SPA,Share Sale and Purchase Agreement is an agreement for the sale and purchase of a stated number of shares at an agreed price, the shareholder selling their shares is the seller and the party buying the shares is the buyer.
SPA's are, at the majority, a readily over the counter product with some average tweaks, M&A lawyers are very good in this, while at countries' levels, major changes or clauses needed to be captured to safeguard your investments.
Welcome to our by-weekly newsletter coming to you from Cairo Egypt.
SPA eventually has to reflect all the findings for all the Due Diligence (DD) exercises performed in a legal language, the "Marked SPA" would be circulated, normally, in the middle of the DD exercises, so both parties would have enough time to review, DD findings would be factored as the deal goes.

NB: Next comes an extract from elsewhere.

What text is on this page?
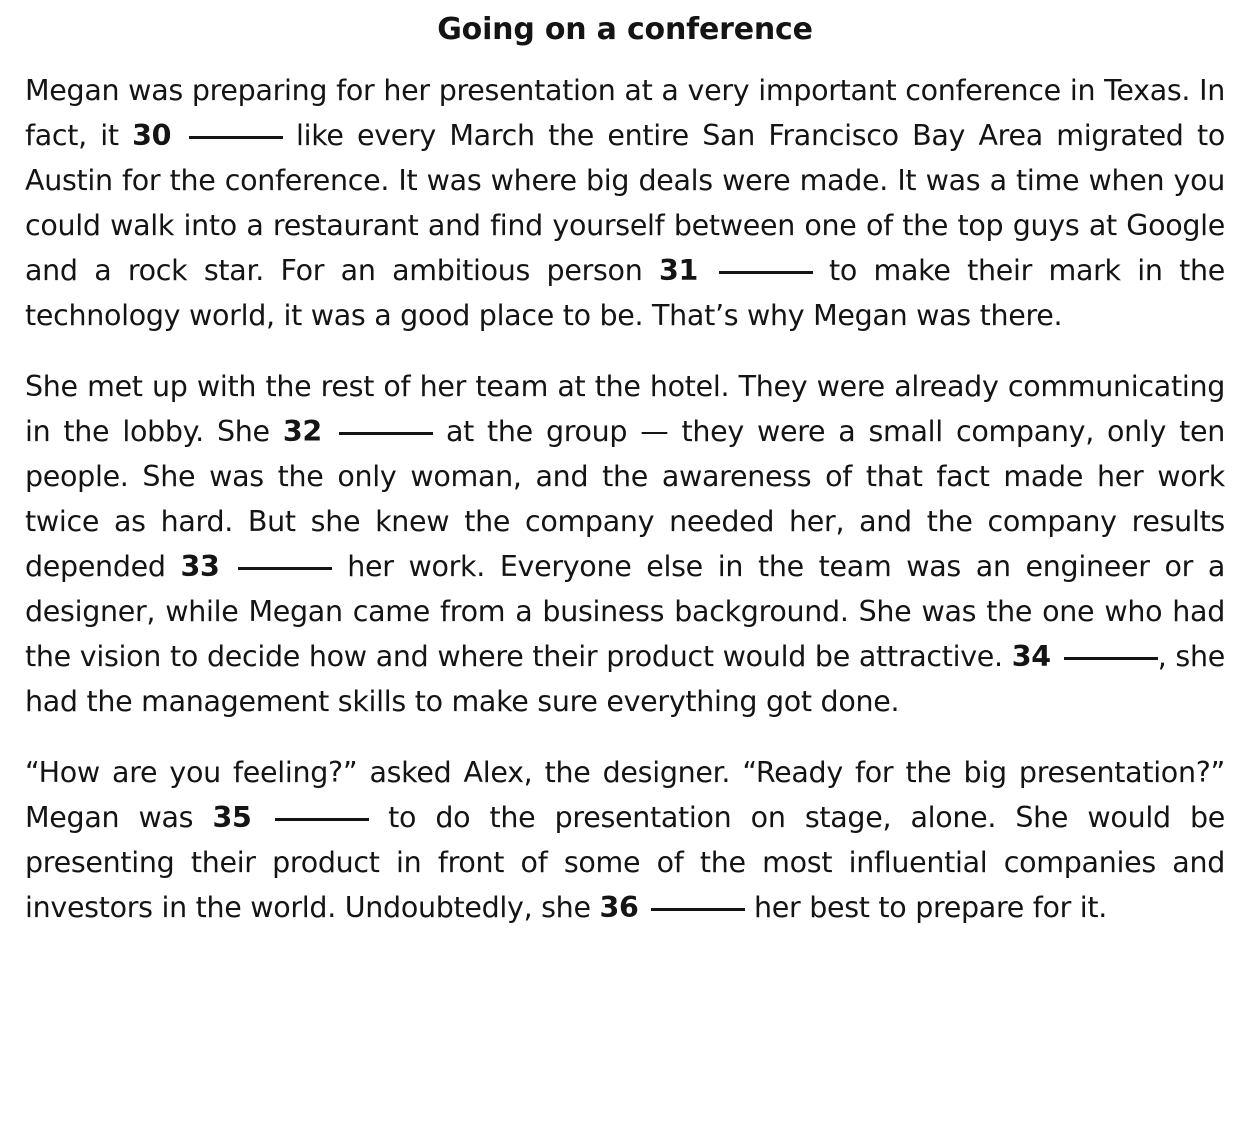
Going on a conference

Megan was preparing for her presentation at a very important conference in Texas. In fact, it 30	like every March the entire San Francisco Bay Area migrated to Austin for the conference. It was where big deals were made. It was a time when you could walk into a restaurant and find yourself between one of the top guys at Google and a rock star. For an ambitious person 31	to make their mark in the technology world, it was a good place to be. That’s why Megan was there.

She met up with the rest of her team at the hotel. They were already communicating in the lobby. She 32	at the group — they were a small company, only ten people. She was the only woman, and the awareness of that fact made her work twice as hard. But she knew the company needed her, and the company results depended 33	her work. Everyone else in the team was an engineer or a designer, while Megan came from a business background. She was the one who had the vision to decide how and where their product would be attractive. 34	, she had the management skills to make sure everything got done.

“How are you feeling?” asked Alex, the designer. “Ready for the big presentation?” Megan was 35	to do the presentation on stage, alone. She would be presenting their product in front of some of the most influential companies and investors in the world. Undoubtedly, she 36	her best to prepare for it.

SPA, among others, include the Reps. & Warranties captions which are very crucial to preserve both parties' rights.
SPA, include as well, "Completion Statements", "ESCROW Mechanism" and "Price Adjustments".
"Well, well those are common knowledge, what are those items specific to Egypt?"
Due to the spreading nature of the "Double Booking" practice in Egypt, always include the "Disclosure letter" in the annex to the SPA, compelling the seller to disclose all liabilities, at his best estimate, that the target might be subject to. Those disclosures should be linked to the Reps. and Warranties to save the buyer incase something tangible are not disclosed.
Special restructuring efforts are very crucial before acquisition, where, the ownership for the shares and the major assets are most probably in the name of the individual owners. Tax effect might be triggered from this transfer of ownership.
"Licenses and permits" are in what name or ownership, individual owners or the target, adding to this many assets have no permits due to the fact that, there would be lots of fines on those assets due to incompliance of those assets.
Its always protective to the buyer to avoid "Lock Box" Transaction, usually add Completion Accounts to the deal, in addition to "Leakage Mechanism" as well. Leakage mechanism limit the ability for the former management to act adversely in the transition phase.
"FDD" exercise should be presenting the Working Capital levels and adjustments in addition to the net debt statement, (i.e. debt net of cash at transaction date), both should be included in the annexes to the SPA, as they are major adjustment to the "Enterprise Value".
"TDD" would present the tax exposure for about 5-6 different kind of taxes, if the consideration is adequate enough to absorb the tax ESCROW retention, if not, otherwise Reps. and Warranties would be the practical solution.
"Related parties", are very common practice here in Egypt, its a tomb of unsettled and cumulative accounts, its recommended to have a pre-completion confirmations and settlements of those accounts pre-completion.
"Non-to-compete" clauses, are very crucial, especially, when the major shareholder is influential party in the profession, or market place and is capable to raise/acquire another fresh business and compete with the business under acquisition within the investment holding period.
Seller warrants to the Purchaser that each of the Seller's Warranties:
is true, accurate and not misleading as at the date of this Agreement; and
will be true, accurate and not misleading as at the completion date.
Wow, hold on Mr. SPA, its too much to digest, any list to consider all of this?
The answer is "Yes", use a very considerable "CP List" CP is the Condition Precedent list, which include all conditions that needed to be met or fulfilled before transfer of shares.